- Leader: Abdul Aziz Malazada
- Founded: 1979
- Headquarters: Zahedan, Iran
- Ideology: Islamism; Clericalism; Regionalism; Anti-communism;
- Religion: Sunni Islam
- Assembly for the Final Review of the Constitution: 2 / 73

= Muslim Union Party =

The Muslim Union Party, the Muslims Unity Party or the Party of Muslim Unity (حزب اتحادالمسلمین) was a political party based in Sistan and Baluchestan Province, Iran.

== History ==
On 16 January 1979, just before Mohammad Reza Shah left the country, the Party of Muslim Reform (حزب اصلاح‌المسلمین) was established by Abdul Aziz Malazada. Marxist organizations criticized the organization for "sitting on the fence between conservatism and revolution" and Mullazadeh met with Ruhollah Khomeini, which led to his role as "a privileged intermediary of central power" in the region.

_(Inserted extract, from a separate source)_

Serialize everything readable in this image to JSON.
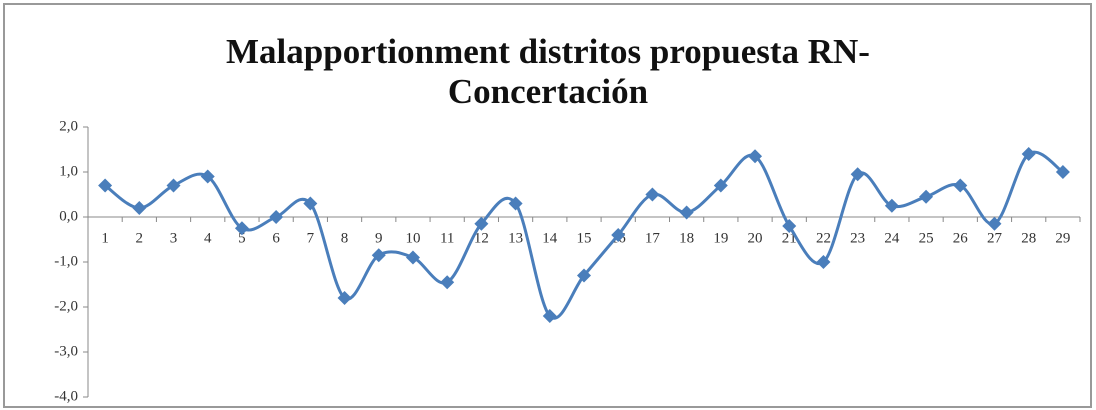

The party Muslim Union Party was founded in early 1979 by clerics under the leadership of Mullazadeh. It soon became influential and "emerged as the only accredited institution admitted to articulate the demands of the Baloch in the capital". The party supported the Iranian Revolution and called for people to vote in favor of the proposed Islamic Republic in the March 1979 regime change referendum. They also slammed nationalist and Marxist organizations.

They successfully sent delegates to the Assembly for the Final Review of the Constitution in the election held in August 1979, and subsequently opposed articles 12 and 13 in the new constitution. The articles in question acknowledged Zoroastrians, Jews and Christians as the only "recognized religious minorities" in Iran; declared Twelver Shia as the official religion and Jaʽfari jurisprudence as the juridical tradition. Another conflict was that the constitution barred non-Shia citizens to become the President of Iran. As a result, the party called for boycotting the constitutional referendum in December 1979.

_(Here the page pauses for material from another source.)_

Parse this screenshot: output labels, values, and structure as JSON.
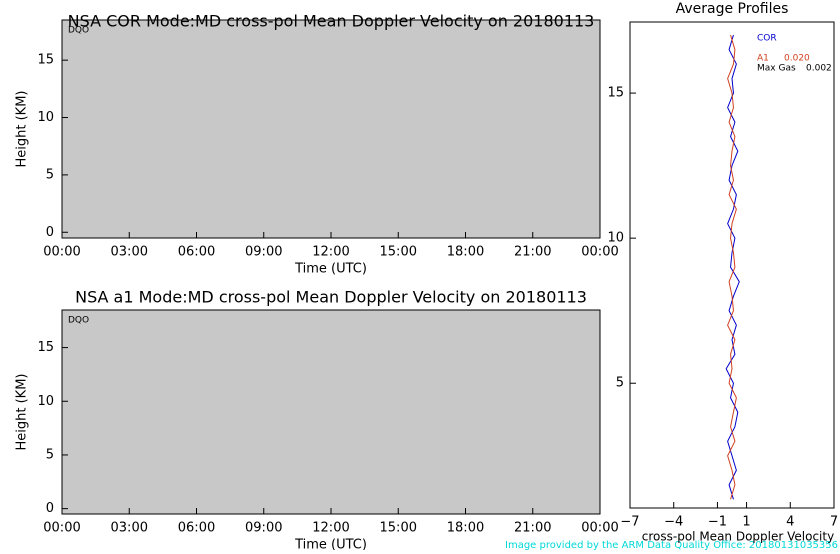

In September 1979, some members of the party left it and took up arms in Iranshahr due to "Mullazada's conciliatory attitude towards Khomeini".

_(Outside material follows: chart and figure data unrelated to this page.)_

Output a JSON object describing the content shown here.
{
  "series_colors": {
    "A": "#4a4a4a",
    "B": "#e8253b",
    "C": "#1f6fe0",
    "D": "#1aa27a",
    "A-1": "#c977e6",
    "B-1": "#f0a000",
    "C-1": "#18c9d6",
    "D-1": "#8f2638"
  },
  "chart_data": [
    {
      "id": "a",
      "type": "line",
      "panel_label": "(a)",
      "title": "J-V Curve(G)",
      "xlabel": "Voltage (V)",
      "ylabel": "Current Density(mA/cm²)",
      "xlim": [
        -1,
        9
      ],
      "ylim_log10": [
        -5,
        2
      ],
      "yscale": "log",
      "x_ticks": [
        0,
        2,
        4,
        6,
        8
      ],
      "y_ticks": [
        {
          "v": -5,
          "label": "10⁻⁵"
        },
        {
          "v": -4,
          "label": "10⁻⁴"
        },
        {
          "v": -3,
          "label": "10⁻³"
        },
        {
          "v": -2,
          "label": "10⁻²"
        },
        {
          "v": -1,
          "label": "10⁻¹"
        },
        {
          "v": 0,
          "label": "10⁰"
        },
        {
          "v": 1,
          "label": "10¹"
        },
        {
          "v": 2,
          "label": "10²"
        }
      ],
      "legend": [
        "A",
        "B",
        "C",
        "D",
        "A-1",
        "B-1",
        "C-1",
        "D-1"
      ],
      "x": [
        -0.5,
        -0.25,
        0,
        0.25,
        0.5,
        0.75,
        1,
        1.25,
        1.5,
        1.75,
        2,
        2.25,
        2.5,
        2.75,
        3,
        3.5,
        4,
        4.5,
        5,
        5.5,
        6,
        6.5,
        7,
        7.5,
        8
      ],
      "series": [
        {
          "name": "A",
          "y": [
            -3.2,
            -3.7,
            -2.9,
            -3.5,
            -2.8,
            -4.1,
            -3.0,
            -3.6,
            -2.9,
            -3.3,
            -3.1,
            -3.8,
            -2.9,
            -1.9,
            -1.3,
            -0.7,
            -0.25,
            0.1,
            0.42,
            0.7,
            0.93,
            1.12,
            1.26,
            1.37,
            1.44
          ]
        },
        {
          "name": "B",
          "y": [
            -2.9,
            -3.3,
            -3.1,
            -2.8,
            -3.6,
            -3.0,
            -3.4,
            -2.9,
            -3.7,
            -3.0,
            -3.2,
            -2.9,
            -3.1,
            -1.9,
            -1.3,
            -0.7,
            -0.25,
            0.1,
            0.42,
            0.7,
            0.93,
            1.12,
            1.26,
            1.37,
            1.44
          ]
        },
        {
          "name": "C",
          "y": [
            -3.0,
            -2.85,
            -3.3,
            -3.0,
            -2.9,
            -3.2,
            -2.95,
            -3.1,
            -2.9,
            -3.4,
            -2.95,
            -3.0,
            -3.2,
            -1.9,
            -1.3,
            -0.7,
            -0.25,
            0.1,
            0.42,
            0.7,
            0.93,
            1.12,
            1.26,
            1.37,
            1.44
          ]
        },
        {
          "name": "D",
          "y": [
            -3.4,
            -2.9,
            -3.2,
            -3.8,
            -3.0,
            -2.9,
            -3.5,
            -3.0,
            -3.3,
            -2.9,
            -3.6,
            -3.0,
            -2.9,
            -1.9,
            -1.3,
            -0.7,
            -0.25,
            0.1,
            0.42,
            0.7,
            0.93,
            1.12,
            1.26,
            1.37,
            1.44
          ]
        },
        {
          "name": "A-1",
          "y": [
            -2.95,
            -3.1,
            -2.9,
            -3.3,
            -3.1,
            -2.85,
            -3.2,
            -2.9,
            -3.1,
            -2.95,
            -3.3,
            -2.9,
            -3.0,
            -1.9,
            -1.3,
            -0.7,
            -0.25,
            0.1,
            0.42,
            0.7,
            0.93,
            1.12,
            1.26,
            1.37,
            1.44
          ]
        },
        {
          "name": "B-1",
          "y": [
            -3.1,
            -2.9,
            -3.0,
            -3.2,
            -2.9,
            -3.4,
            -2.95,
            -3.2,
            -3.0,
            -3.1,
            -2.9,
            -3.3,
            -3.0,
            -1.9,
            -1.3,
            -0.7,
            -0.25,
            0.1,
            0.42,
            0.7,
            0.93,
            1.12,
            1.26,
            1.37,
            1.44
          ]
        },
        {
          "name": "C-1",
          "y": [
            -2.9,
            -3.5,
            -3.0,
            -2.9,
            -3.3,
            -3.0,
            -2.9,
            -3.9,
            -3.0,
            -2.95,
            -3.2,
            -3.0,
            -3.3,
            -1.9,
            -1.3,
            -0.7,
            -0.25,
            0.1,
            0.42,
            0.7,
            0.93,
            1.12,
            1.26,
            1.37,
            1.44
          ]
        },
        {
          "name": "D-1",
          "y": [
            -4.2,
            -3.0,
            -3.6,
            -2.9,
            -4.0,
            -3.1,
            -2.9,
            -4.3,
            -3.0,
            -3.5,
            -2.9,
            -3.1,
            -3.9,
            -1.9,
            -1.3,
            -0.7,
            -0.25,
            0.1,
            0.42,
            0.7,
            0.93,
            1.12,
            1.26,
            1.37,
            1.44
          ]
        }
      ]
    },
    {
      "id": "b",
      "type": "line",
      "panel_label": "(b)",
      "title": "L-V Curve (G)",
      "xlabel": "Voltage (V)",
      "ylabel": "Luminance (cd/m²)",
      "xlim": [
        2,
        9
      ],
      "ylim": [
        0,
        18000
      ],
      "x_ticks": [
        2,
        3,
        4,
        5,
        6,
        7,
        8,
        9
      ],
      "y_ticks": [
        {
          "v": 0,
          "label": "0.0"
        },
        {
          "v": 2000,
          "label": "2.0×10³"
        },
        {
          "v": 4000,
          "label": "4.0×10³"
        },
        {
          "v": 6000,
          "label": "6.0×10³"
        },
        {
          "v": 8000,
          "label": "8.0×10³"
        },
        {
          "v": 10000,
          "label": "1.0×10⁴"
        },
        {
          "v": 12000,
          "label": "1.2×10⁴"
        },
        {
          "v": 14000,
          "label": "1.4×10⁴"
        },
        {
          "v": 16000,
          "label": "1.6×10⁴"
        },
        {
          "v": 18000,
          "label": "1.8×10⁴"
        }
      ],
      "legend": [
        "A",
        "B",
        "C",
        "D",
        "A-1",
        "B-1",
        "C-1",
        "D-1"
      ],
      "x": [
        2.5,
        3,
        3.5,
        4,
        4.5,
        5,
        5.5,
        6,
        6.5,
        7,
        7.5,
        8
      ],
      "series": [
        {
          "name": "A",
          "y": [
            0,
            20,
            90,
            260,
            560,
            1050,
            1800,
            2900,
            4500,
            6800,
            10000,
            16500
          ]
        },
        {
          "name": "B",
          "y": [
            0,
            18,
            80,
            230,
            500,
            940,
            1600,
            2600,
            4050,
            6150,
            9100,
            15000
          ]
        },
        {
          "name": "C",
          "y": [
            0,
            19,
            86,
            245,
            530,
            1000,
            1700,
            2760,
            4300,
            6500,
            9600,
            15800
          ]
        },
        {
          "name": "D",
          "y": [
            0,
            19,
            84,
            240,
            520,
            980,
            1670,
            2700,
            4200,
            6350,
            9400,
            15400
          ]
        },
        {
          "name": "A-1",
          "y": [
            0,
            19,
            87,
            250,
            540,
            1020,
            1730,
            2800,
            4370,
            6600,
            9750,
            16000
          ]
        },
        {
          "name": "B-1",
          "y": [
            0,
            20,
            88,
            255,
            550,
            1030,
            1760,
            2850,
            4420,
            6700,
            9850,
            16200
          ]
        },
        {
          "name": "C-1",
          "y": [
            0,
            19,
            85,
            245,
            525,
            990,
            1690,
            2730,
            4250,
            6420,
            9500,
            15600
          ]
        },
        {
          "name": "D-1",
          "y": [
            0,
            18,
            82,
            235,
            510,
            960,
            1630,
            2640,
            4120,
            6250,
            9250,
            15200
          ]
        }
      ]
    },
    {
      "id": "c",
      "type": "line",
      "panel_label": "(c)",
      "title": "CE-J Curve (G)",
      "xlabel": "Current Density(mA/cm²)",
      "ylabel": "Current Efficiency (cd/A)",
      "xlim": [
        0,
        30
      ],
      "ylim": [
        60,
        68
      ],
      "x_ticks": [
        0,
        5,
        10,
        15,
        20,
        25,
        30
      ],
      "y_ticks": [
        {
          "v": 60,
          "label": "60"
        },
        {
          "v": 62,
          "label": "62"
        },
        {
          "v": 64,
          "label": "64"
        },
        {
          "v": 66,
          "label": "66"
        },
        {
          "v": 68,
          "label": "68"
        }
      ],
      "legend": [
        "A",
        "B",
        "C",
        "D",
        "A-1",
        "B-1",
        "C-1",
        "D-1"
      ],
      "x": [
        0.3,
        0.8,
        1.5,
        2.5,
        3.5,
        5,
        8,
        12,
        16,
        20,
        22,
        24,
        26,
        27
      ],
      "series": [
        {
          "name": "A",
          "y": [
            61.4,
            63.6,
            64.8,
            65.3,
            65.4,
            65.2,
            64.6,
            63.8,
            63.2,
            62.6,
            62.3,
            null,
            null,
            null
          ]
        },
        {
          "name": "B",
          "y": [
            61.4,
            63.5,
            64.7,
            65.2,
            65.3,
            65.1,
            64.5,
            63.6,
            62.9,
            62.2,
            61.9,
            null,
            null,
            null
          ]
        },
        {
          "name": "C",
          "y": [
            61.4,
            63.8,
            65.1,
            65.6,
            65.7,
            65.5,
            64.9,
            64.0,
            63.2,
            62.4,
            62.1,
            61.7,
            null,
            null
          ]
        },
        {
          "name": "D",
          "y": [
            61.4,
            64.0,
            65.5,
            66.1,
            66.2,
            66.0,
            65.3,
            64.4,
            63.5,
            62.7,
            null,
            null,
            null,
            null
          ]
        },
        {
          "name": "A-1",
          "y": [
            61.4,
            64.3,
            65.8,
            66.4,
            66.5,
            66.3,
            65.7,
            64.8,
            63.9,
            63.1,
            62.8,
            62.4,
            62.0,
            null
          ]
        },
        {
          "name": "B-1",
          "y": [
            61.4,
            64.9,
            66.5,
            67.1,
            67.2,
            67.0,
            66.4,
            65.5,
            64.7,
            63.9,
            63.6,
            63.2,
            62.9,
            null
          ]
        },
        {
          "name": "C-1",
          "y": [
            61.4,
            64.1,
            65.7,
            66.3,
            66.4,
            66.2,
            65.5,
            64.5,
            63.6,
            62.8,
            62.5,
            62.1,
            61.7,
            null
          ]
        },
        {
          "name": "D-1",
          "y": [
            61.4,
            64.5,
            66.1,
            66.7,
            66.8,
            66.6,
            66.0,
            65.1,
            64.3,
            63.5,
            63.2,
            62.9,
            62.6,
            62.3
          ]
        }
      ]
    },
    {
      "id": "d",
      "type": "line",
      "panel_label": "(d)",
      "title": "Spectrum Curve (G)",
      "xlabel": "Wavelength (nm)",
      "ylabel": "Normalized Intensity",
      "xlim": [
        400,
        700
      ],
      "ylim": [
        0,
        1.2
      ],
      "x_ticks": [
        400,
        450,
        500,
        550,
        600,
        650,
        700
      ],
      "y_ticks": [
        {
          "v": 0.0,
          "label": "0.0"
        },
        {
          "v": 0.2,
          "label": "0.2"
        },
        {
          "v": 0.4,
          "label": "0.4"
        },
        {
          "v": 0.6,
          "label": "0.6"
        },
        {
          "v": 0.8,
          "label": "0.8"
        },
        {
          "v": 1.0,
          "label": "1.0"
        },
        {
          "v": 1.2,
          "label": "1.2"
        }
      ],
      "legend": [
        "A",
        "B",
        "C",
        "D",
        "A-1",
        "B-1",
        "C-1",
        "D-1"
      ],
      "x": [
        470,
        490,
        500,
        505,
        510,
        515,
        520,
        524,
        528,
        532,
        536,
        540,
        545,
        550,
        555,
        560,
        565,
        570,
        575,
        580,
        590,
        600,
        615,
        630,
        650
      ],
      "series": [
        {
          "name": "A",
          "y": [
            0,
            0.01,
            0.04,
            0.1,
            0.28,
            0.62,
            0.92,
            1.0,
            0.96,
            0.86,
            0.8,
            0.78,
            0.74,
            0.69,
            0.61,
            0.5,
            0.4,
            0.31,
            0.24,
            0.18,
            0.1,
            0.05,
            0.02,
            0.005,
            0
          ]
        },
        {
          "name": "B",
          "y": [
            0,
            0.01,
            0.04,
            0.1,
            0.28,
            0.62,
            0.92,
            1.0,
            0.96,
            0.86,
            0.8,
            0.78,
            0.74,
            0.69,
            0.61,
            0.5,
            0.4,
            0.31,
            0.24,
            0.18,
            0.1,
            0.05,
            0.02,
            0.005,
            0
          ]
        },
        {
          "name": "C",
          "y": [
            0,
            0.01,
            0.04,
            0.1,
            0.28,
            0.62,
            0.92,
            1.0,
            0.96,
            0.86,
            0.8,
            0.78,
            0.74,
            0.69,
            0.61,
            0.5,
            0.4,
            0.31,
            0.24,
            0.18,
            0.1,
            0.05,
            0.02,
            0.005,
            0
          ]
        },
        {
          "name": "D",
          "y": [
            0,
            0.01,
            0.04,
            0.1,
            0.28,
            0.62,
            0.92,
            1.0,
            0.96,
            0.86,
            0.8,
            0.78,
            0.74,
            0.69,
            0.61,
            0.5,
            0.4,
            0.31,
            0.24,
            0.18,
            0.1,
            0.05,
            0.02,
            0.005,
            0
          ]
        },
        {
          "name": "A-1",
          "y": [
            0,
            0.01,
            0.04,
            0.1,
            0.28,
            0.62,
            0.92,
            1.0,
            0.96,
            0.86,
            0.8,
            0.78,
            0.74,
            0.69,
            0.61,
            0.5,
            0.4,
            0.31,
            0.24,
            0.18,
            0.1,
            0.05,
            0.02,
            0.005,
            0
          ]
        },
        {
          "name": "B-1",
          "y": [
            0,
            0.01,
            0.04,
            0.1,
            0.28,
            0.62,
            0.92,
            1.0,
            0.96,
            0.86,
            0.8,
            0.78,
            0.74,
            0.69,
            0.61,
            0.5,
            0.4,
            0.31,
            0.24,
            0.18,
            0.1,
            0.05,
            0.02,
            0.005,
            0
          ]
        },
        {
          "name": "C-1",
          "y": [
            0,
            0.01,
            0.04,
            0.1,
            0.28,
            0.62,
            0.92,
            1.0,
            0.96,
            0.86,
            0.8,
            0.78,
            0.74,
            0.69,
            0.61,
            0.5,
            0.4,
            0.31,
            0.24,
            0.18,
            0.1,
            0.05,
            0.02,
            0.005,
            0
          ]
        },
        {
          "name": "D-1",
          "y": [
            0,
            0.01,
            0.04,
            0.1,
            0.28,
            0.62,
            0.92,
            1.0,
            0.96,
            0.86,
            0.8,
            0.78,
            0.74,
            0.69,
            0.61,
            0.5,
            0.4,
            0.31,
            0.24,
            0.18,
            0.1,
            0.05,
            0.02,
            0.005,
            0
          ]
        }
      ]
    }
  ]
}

In October 1979, the party played an active role during the campaigns for the municipal election in Zahedan, which fueled the tension between the Sunni and the Shia people of the city. However, it then boycotted the election which was later nullified.

The party antagonized itself with a loose coalition of left-wing and Baloch nationalist guerilla organizations in 1980. They included Baluchistan People's Democratic Organization (which albeit being the most important group, had only 200 active members), The Baluchistan Liberation Front (led by Ibrahim Zardkuyi) and Balòč Peš Margà ("Baloch Franc Tireurs", led by Saravan tribal chief Aman-Allah Barakzayi). Muslim Union Party was divided by internal factionalism and some of its cadre went to exile in Pakistan. Mullazadeh entrusted part of his responsibilities in the party to his son Abdolmalek (1949–1996), who was also a cleric. This happened after Mullazadeh suffered from heart disease and was hospitalized after 1980.

==Organization==
The group was closely associated with the Sunni mosque Makki and its imam Abdulaziz Mullazadeh. According to Stéphane Dudoignon, they adopted the model of the Combatant Clergy Association, a clerical organization set up by the pupils and protégés of Ruhollah Khomeini.

American observer Selig S. Harrison attributed organization of the party to "a network of some 400 mawlawis". In the coastal regions of Makran, where clerics came from Mullazai tribe, they could easily assume the leadership.

== Leader ==

Abdul Aziz Malazada (1917 – 1987) was a Sunni scholar, jurist and politician from Iran. He is renowned for his efforts to promote Sunni beliefs and teachings in the region, as well as for his contributions to Islamic scholarship and jurisprudence. He established and managed several religious institutions, including the Jamiah Darul Uloom Zahedan, where he trained numerous scholars and students of Islamic sciences. He was also actively involved in politics and social affairs, serving as a member of the Assembly for the Final Review of the Constitution and founder and leader of Muslim Union Party. He was a vocal advocate for the rights of Sunnis in Iran and played a key role in promoting interfaith harmony and understanding. In addition, he was a writer and poet, authoring several books on Islamic law, theology, and spirituality.

Abdul Aziz Malazada was born in 1917 in the village of Depkor, Sarbaz in Sistan and Baluchestan province and died on 1987.